Most PHP cURL scraping tutorials show you two functions, a screenshot of some output, and call it a day.
This guide covers what actually happens on real websites: proper request setup, HTML parsing without regex, error handling, and pagination.
Full guide with MySQL storage, cookies, rate limiting, and avoiding blocks: phpspiderblog.com
Making a Proper cURL Request
The bare minimum most tutorials show:
$ch = curl_init();
curl_setopt($ch, CURLOPT_URL, "https://books.toscrape.com/");
curl_setopt($ch, CURLOPT_RETURNTRANSFER, true);
$response = curl_exec($ch);
curl_close($ch);
This works on cooperative websites. On anything with basic bot detection you'll get a 403 or empty response — and the script won't tell you why.
Here's a proper starting point:
function scrape_url($url) {
$ch = curl_init();
curl_setopt_array($ch, [
CURLOPT_URL => $url,
CURLOPT_RETURNTRANSFER => true,
CURLOPT_FOLLOWLOCATION => true,
CURLOPT_MAXREDIRS => 5,
CURLOPT_TIMEOUT => 30,
CURLOPT_CONNECTTIMEOUT => 10,
CURLOPT_ENCODING => '',
CURLOPT_HTTPHEADER => [
'User-Agent: Mozilla/5.0 (Windows NT 10.0; Win64; x64) AppleWebKit/537.36 (KHTML, like Gecko) Chrome/124.0.0.0 Safari/537.36',
'Accept: text/html,application/xhtml+xml,application/xml;q=0.9,*/*;q=0.8',
'Accept-Language: en-US,en;q=0.5',
'Connection: keep-alive',
],
]);
$response = curl_exec($ch);
$error = curl_error($ch);
$httpCode = curl_getinfo($ch, CURLINFO_HTTP_CODE);
curl_close($ch);
if ($error) {
echo "cURL error: " . $error;
return false;
}
if ($httpCode !== 200) {
echo "HTTP error: " . $httpCode;
return false;
}
return $response;
}
$html = scrape_url("https://books.toscrape.com/");
if ($html) {
echo "Page fetched. Length: " . strlen($html) . " bytes";
}
Output:
Page fetched. Length: 51274 bytes
Key options that matter:
-
CURLOPT_FOLLOWLOCATION— follows redirects. Without this, HTTP to HTTPS redirects return empty. -
CURLOPT_TIMEOUT— without this a slow server blocks your script indefinitely. -
User-Agent— without this, requests identify as a cURL bot and most sites block them. -
CURLINFO_HTTP_CODE— curl_exec() returns false only on network failure, not on 403 or 404. Always check the status code separately.

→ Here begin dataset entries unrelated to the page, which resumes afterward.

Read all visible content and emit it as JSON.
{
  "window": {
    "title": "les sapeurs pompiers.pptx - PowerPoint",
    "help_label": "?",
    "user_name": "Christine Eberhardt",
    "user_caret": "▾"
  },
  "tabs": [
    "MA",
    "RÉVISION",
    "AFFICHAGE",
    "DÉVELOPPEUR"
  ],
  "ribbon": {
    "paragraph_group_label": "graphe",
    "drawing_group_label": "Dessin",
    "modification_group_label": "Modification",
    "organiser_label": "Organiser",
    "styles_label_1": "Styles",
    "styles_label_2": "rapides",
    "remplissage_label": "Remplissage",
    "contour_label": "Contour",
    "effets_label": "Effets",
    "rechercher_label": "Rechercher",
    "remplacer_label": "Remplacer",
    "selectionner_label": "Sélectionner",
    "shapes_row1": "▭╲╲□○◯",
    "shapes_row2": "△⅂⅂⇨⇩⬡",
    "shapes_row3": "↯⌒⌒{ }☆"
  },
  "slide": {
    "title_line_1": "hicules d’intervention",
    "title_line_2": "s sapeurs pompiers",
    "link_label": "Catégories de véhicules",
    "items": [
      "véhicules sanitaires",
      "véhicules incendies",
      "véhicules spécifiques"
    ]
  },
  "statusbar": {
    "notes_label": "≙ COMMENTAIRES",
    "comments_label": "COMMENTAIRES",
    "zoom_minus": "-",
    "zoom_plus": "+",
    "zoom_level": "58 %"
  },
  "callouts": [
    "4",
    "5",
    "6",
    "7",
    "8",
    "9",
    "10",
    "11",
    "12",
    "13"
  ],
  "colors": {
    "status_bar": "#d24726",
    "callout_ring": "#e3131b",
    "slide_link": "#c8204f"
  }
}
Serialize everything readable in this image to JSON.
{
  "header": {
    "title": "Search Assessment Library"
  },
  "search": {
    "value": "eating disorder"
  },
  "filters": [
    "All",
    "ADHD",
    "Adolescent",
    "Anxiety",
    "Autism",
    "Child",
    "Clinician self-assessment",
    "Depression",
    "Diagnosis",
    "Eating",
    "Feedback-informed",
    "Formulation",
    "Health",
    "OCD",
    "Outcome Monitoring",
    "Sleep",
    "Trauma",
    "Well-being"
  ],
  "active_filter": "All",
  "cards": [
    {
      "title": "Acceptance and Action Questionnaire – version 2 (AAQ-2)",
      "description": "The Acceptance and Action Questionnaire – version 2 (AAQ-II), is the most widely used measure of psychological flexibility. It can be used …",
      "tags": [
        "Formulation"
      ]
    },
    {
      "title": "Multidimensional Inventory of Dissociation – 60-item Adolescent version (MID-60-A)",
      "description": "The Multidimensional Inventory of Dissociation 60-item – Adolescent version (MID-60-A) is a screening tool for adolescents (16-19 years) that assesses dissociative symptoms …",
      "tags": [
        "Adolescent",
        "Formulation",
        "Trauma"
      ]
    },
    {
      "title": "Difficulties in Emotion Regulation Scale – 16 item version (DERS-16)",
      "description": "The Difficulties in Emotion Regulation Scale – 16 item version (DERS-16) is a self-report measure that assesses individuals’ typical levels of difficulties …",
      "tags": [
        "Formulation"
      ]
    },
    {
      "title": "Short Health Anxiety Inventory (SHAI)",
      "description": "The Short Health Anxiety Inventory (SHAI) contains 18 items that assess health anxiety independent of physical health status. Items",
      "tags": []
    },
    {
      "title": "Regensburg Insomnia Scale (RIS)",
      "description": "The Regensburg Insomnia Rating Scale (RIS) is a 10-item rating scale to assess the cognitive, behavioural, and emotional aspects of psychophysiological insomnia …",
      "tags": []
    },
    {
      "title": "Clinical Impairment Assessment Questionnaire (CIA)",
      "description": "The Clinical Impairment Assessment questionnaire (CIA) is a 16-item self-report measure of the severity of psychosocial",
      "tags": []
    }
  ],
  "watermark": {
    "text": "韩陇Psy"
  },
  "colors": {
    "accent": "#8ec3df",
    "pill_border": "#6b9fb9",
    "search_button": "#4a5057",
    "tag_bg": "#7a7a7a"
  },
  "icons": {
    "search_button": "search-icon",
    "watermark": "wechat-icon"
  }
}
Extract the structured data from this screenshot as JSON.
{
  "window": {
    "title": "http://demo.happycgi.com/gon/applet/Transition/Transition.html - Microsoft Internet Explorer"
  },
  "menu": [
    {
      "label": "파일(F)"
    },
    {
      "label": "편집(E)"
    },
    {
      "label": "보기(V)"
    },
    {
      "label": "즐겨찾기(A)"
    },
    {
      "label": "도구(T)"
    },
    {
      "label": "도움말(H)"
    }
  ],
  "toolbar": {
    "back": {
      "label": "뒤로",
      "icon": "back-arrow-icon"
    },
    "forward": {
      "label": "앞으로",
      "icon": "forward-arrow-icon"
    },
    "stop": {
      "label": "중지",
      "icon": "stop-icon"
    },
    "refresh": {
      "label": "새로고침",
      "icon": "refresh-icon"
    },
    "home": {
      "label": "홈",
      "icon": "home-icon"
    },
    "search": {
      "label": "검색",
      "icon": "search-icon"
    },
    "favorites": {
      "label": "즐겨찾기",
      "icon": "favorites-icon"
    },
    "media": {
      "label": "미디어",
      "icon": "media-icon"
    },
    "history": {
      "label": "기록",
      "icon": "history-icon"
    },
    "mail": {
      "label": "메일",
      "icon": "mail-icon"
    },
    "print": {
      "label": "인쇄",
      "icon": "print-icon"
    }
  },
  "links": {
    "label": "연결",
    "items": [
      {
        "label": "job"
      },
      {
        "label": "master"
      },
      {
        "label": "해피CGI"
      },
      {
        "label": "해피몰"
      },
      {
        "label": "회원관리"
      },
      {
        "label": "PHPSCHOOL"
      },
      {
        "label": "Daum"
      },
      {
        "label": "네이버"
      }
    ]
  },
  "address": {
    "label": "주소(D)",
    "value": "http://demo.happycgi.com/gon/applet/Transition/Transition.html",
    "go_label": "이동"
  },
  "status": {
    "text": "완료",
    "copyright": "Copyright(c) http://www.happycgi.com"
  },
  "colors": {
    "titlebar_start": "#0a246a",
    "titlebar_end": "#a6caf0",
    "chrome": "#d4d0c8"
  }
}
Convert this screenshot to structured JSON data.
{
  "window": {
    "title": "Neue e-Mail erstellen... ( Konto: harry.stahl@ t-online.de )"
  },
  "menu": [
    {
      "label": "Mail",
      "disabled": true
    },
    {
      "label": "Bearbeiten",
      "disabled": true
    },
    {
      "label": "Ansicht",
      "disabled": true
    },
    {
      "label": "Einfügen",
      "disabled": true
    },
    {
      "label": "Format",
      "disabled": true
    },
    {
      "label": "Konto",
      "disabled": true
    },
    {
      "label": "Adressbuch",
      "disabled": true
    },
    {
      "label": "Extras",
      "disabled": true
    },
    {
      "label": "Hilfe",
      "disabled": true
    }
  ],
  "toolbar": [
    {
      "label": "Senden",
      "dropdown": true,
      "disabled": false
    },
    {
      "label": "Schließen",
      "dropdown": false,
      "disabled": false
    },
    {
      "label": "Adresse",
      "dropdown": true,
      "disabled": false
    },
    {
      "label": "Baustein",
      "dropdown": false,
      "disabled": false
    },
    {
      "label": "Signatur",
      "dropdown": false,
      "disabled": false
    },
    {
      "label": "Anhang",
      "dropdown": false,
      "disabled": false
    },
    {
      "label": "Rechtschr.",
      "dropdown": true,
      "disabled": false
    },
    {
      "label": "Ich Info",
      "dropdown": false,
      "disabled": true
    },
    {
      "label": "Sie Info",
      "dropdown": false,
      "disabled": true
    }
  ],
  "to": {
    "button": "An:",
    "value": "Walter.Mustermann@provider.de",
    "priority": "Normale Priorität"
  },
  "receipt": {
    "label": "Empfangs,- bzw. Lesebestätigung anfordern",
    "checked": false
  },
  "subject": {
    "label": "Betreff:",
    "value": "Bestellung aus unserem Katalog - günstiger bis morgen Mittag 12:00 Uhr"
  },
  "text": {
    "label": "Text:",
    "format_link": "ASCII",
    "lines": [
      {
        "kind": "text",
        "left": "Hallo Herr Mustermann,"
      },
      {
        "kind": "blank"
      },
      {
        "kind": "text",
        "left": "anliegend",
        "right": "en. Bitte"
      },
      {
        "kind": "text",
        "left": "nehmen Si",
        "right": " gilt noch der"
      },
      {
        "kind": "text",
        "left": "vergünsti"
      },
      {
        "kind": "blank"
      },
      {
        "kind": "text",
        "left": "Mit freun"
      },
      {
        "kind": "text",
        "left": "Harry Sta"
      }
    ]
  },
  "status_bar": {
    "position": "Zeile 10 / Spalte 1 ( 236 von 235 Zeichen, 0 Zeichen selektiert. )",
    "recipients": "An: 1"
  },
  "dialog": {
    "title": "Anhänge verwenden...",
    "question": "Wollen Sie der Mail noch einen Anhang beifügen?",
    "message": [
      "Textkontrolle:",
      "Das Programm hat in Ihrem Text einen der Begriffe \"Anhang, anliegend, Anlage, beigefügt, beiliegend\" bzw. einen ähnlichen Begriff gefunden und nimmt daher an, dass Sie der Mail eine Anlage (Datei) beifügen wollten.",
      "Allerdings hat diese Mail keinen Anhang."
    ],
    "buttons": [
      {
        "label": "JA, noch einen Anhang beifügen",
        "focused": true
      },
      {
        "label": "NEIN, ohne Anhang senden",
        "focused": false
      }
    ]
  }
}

Parsing HTML With DOMDocument (Not Regex)
Most tutorials use regex on HTML:
preg_match_all('/<h3><a[^>]*title="([^"]*)"/', $response, $matches);
This breaks the moment a site changes one attribute or reformats whitespace. Use DOMDocument instead:
libxml_use_internal_errors(true);
$dom = new DOMDocument();
$dom->loadHTML($html);
libxml_clear_errors();
$xpath = new DOMXPath($dom);
$titles = $xpath->query('//article[contains(@class,"product_pod")]//h3/a');
foreach ($titles as $title) {
echo $title->getAttribute('title') . PHP_EOL;
}
Output:
A Light in the Attic
Tipping the Velvet
Soumission
Sharp Objects
Extracting multiple fields at once:
$books = $xpath->query('//article[contains(@class,"product_pod")]');
foreach ($books as $book) {
$titleNode = $xpath->query('.//h3/a', $book)->item(0);
$priceNode = $xpath->query('.//*[contains(@class,"price_color")]', $book)->item(0);
$title = $titleNode ? $titleNode->getAttribute('title') : 'N/A';
$price = $priceNode ? trim($priceNode->textContent) : 'N/A';
echo $title . " | " . $price . PHP_EOL;
}
Output:
A Light in the Attic | £51.77
Tipping the Velvet | £53.74
Soumission | £50.10
libxml_use_internal_errors(true) suppresses warnings from malformed HTML — real websites have unclosed tags and encoding issues. Without this your output becomes unreadable.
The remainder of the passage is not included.